Other Helpful Skills and Experience
While homicide detectives perform unique work with few professional analogues, they employ many of the same soft skills as workers in other industries, though commonly put to different uses.
Communication plays a vital role in police work, as detectives must communicate effectively with other law enforcement personnel, suspects, interview subjects, and the public. They must also be able to express their thoughts clearly in writing in order to document details about an investigation.
Along with communication skills, detectives need a strong sense of empathy to help them understand the perspectives of different people involved in a homicide investigation. Exercising empathy can make interview suspects more forthcoming and may also help detectives interrogate suspects more effectively.
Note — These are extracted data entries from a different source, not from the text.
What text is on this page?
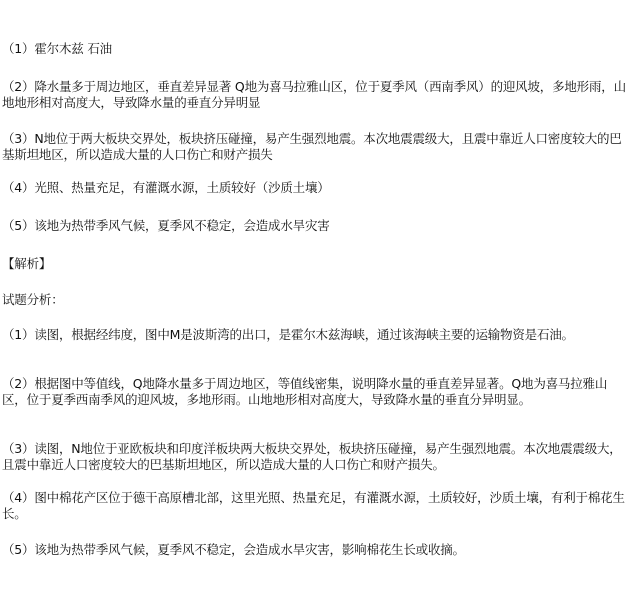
（1）霍尔木兹 石油

（2）降水量多于周边地区，垂直差异显著 Q地为喜马拉雅山区，位于夏季风（西南季风）的迎风坡，多地形雨，山地地形相对高度大，导致降水量的垂直分异明显

（3）N地位于两大板块交界处，板块挤压碰撞，易产生强烈地震。本次地震震级大，且震中靠近人口密度较大的巴基斯坦地区，所以造成大量的人口伤亡和财产损失

（4）光照、热量充足，有灌溉水源，土质较好（沙质土壤）

（5）该地为热带季风气候，夏季风不稳定，会造成水旱灾害

【解析】

试题分析：

（1）读图，根据经纬度，图中M是波斯湾的出口，是霍尔木兹海峡，通过该海峡主要的运输物资是石油。

（2）根据图中等值线，Q地降水量多于周边地区，等值线密集，说明降水量的垂直差异显著。Q地为喜马拉雅山区，位于夏季西南季风的迎风坡，多地形雨。山地地形相对高度大，导致降水量的垂直分异明显。

（3）读图，N地位于亚欧板块和印度洋板块两大板块交界处，板块挤压碰撞，易产生强烈地震。本次地震震级大，且震中靠近人口密度较大的巴基斯坦地区，所以造成大量的人口伤亡和财产损失。

（4）图中棉花产区位于德干高原槽北部，这里光照、热量充足，有灌溉水源，土质较好，沙质土壤，有利于棉花生长。

（5）该地为热带季风气候，夏季风不稳定，会造成水旱灾害，影响棉花生长或收摘。
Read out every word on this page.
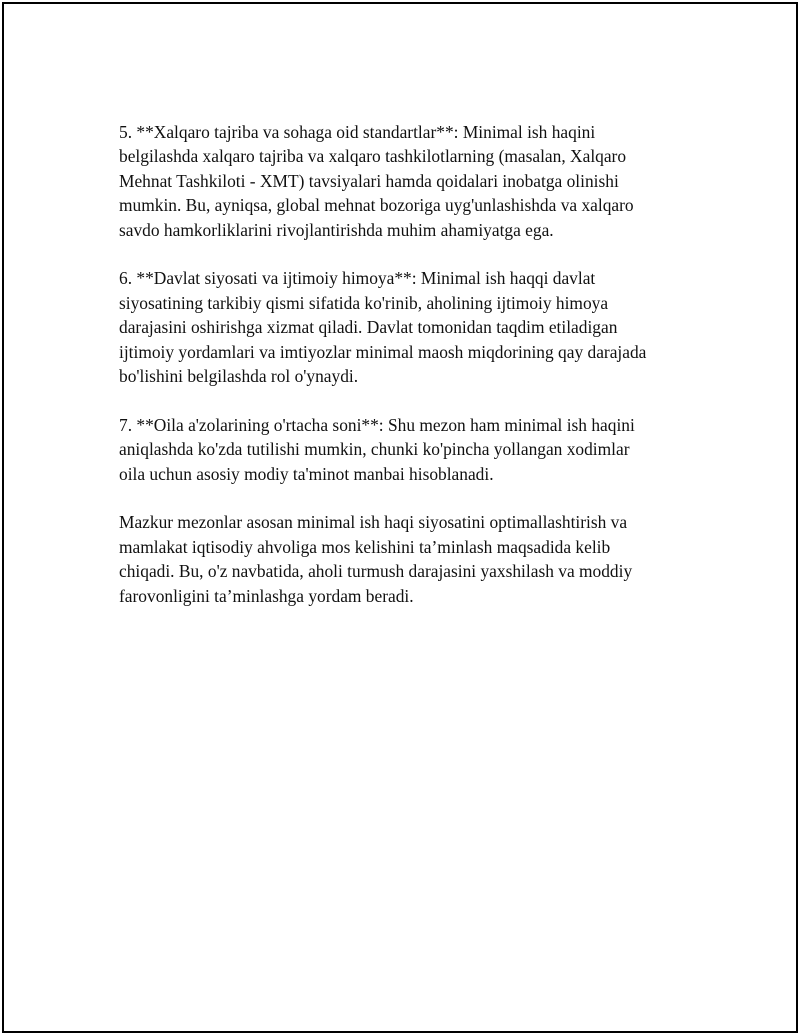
5. **Xalqaro tajriba va sohaga oid standartlar**: Minimal ish haqini
belgilashda xalqaro tajriba va xalqaro tashkilotlarning (masalan, Xalqaro
Mehnat Tashkiloti - XMT) tavsiyalari hamda qoidalari inobatga olinishi
mumkin. Bu, ayniqsa, global mehnat bozoriga uyg'unlashishda va xalqaro
savdo hamkorliklarini rivojlantirishda muhim ahamiyatga ega.

6. **Davlat siyosati va ijtimoiy himoya**: Minimal ish haqqi davlat
siyosatining tarkibiy qismi sifatida ko'rinib, aholining ijtimoiy himoya
darajasini oshirishga xizmat qiladi. Davlat tomonidan taqdim etiladigan
ijtimoiy yordamlari va imtiyozlar minimal maosh miqdorining qay darajada
bo'lishini belgilashda rol o'ynaydi.

7. **Oila a'zolarining o'rtacha soni**: Shu mezon ham minimal ish haqini
aniqlashda ko'zda tutilishi mumkin, chunki ko'pincha yollangan xodimlar
oila uchun asosiy modiy ta'minot manbai hisoblanadi.

Mazkur mezonlar asosan minimal ish haqi siyosatini optimallashtirish va
mamlakat iqtisodiy ahvoliga mos kelishini ta’minlash maqsadida kelib
chiqadi. Bu, o'z navbatida, aholi turmush darajasini yaxshilash va moddiy
farovonligini ta’minlashga yordam beradi.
A keen eye for detail can serve as one of the most useful tools for a homicide investigator. Detectives must pay close attention to crime scenes and pieces of evidence to pick up details the rest of the public might normally overlook. They also need to pay close attention to suspects' reactions when observing body language and other involuntary responses.
Salary and Career Outlook
The BLS reports that police and detectives of all types earn a median annual salary of $63,380; however, the median annual salary for detectives is $81,920. As with almost any career, homicide detectives generally earn higher salaries with more experience. The BLS reports that the top 10% of police and detective earners make an annual median salary of $106,090.
The BLS projects jobs for police officers and detectives to grow 5% between 2018-2028, which is at pace with the national average for all careers. The necessities of public safety ensure that jobs for detectives will remain in demand, though the publicly funded nature of the job means demand for detectives may vary by location and state and local budgets.
Given the competitive nature of the field, departments often seek out detectives with specialized skills, such as military training or fluency in a second language.
Frequently Asked Questions
- Is being a homicide detective dangerous?
- Homicide detectives face inherent dangers due to the nature of their work, and the career can be physically demanding and stressful. Police officers and detectives face some of the highest rates of on-the-job injuries among all occupations, and detectives must be prepared to use deadly force if the need arises. Homicide detectives also face significant mental and emotional strain from the stress of dealing with violent crime and death.
- Is homicide detective a good career?
- A career as a homicide detective offers strong salary potential, and detectives of all types can expect to earn a median annual salary of $81,920. The work can be challenging and physically dangerous, but detectives also enjoy generous benefits and the ability to retire at a far younger age than most other career paths.
- What type of schedule do homicide detectives work?
- Homicide detectives may work irregular schedules due to the unique needs of law enforcement. Almost all detectives work full time, and overtime hours are very common. Detectives may need to be on call for shifts at any time of day, given that criminal activity rarely follows a conventional schedule. Certain tasks, such as conducting surveillance of suspects, may need to take place at irregular hours.